Ganz absorbed the blow to his ego and continued. “Regardless, that illusion is vital to our control over those we employ. Every time Reyes defies me and you forbid me to react, you undermine my power aboard this ship.”
“A small sacrifice.” The sable-haired mistress of the Omari-Ekon made a show of studying her immaculately manicured fingernails. “Until we have enough wealth and power to shift our operations off these traveling circuses and onto worlds across the Federation and Klingon Empire, we need to court the goodwill of the powers that be. For now, that means we can’t risk giving Starfleet any reason to revoke our docking privileges here at Vanguard.”
It took all of Ganz’s limited self-control not to point out that while Neera was the power behind the throne aboard the Omari-Ekon, most of his underlings were not aware of their arrangement. Which meant, if he was so inclined, he could order his men to do away with Neera whenever the mood might strike him. Of course, there would be grave consequences when the syndicate captains to whom Neera answered learned of her disappearance, but Ganz was fairl
y certain a generous payoff would be sufficient to assuage their desire for retribution.
“At the very least, let’s ban him from the gaming floor.”
The suggestion seemed to amuse Neera. “Why?”

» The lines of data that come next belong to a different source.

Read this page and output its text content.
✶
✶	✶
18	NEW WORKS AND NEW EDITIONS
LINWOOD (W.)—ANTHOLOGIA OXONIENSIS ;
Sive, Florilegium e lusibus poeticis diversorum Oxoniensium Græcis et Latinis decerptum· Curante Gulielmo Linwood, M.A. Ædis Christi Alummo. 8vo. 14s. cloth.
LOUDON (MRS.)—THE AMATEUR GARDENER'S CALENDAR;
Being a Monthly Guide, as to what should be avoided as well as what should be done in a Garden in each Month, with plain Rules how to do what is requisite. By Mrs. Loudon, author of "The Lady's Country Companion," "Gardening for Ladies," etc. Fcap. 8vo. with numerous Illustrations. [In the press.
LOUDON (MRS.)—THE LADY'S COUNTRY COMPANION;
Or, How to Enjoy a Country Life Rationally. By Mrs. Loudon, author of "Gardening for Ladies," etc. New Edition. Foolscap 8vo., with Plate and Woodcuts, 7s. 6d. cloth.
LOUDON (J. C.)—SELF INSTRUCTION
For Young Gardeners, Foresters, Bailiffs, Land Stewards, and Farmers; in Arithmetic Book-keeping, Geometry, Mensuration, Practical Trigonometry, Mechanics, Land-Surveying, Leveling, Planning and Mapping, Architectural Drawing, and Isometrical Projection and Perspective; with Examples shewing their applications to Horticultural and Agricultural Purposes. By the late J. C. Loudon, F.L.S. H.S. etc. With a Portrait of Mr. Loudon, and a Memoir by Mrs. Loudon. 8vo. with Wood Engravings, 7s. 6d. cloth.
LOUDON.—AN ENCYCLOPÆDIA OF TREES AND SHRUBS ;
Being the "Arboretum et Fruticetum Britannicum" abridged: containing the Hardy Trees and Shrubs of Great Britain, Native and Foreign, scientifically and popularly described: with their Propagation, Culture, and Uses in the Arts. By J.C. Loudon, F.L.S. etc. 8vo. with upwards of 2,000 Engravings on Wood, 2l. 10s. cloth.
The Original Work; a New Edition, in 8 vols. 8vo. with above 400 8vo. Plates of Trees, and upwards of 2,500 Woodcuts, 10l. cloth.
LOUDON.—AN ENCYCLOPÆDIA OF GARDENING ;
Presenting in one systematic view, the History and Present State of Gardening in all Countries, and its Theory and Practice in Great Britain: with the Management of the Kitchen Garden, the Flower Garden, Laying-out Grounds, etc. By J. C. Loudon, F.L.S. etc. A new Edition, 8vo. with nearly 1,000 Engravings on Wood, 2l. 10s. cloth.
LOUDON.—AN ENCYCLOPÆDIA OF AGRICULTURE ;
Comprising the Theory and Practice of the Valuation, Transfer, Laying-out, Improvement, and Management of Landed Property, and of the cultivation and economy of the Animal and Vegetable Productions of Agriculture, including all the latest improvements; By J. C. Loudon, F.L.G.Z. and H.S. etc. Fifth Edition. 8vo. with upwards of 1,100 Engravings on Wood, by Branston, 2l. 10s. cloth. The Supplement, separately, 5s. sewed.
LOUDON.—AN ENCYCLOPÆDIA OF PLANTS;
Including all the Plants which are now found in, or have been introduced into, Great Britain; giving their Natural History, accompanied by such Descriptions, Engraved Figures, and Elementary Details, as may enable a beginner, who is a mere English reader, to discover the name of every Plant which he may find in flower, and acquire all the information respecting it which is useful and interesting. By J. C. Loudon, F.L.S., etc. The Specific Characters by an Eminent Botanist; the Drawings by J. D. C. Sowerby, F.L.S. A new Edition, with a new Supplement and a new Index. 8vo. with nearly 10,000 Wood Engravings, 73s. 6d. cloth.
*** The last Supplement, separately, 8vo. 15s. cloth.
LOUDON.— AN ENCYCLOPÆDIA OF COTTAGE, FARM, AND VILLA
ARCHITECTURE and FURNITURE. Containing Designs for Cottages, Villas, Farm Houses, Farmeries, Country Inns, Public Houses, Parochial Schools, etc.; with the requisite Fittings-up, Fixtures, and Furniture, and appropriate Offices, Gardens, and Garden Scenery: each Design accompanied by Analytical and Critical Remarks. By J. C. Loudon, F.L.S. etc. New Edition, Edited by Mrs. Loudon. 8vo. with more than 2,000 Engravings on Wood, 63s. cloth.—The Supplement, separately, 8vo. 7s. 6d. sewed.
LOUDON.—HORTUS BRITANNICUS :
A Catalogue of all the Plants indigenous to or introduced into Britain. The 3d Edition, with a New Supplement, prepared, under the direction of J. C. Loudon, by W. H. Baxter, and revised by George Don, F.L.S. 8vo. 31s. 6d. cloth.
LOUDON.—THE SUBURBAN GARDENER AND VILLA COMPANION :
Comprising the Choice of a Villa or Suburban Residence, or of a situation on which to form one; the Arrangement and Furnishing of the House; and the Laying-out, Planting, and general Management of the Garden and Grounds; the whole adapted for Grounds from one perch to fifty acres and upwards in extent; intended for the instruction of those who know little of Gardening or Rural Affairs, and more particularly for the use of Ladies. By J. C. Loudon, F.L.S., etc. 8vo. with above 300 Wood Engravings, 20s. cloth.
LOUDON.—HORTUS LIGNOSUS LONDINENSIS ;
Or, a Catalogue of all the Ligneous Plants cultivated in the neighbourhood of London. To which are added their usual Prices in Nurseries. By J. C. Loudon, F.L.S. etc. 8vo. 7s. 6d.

“Because he keeps on winning.”
Neera smirked. “It’s your own fault for offering him a line of credit. At any rate, banning him now would make no sense: he’s up. The odds favor the house. So, let him keep playing until he loses.”
“I’m not sure he knows how.”
Neera got up and walked over to the doorway. “No one draws winning hands forever.” She draped herself over Ganz’s right arm. “Sooner or later, everyone loses. The trick is to keep your customers playing until it’s their turn.”
“And if our turn comes first?”
“That’s why we rig the games, darling.”
Down below, Reyes bladed through the crowd on his way toward the exit. Much as Ganz tried to ignore the human, he couldn’t stop staring daggers at the man’s back. His hands curled into fists. “We can’t be rid of him soon enough.”
“All in good time, love. I know you resent him for pushing you around when we first came here, but you need to take a lesson from Zett’s fate: don’t let it become personal. Right now, having Reyes on board is good business. When it becomes bad business, we’ll put an end to it. I promise.”
10
Quinn’s voice echoed from the PA system inside the Dulcinea’s cargo hold. “Ask and ye shall receive: I’ve got the Endeavour on the secure channel.”
Bridy stepped to a nearby comm panel and thumbed the reply button. “Patch it down here, would you?” Because her security clearance was several levels higher than Quinn’s, her superiors at SI insisted she exclude him from classified briefings. She took Quinn at his word when he promised not to eavesdrop on her.